John Lennox - Science and Ethics


John Lennox MA, MA(Bioethics), PhD., DPhil, DSc., is Professor of Mathematics at the University of Oxford and Fellow in Mathematics and Philosophy of Science, and Pastoral Advisor at Green Templeton College. He is also Lecturer at Wycliffe-Hall, University of Oxford. He is a native of Northern Ireland and went to school there. He was then Exhibitioner and Senior Scholar at Emmanuel College Cambridge, where he also attended the last lectures of C.S. Lewis, and then became Reader in Mathematics at the University of Wales, Cardiff. During his 29 years in Cardiff he spent a year at each of the universities of Wuerzburg, Freiburg (as an Alexander von Humboldt Fellow) and Vienna and has lectured extensively in both Eastern and Western Europe, Russia and North America on mathematics, apologetics and the exposition of Scripture.

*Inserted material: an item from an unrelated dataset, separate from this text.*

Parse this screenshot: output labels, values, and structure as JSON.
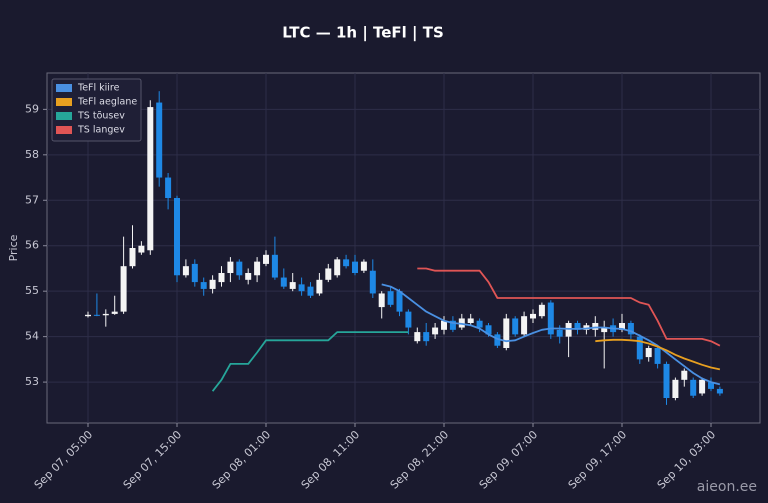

He has published over 70 peer-reviewed articles on mathematics and co-authored two Oxford Mathematical Monographs and has worked as a translator of Russian mathematics. He also speaks French and German.

In addition he teaches on Science and Religion in the University of Oxford and on Apologetics and Biblical Exposition at the Oxford Centre for Christian Apologetics. He is the author of a number of books on the relations of science with religion and ethics, the most recent of which are: Informetika, Budapest, Harmat-Keve, 2001; Hat die Wissenschaft Gott begraben? (Has Science buried God?), Brockhaus, 2002 (Spanish Clie 2003). Worldview 2004 with Professor D.W. Gooding (3 volumes in Russian and Ukrainian). His most recent book is "God's Undertaker - Has Science buried God?" (Lion Hudson 2007).

During the Cold War he made repeated visits over 25 years to many of the Communist countries and since the collapse of communism has visited Russia repeatedly speaking in Universities and Academies of Science.

He has been married to Sally (for 40 years) and they have three children and four grandchildren and live in the countryside near Oxford.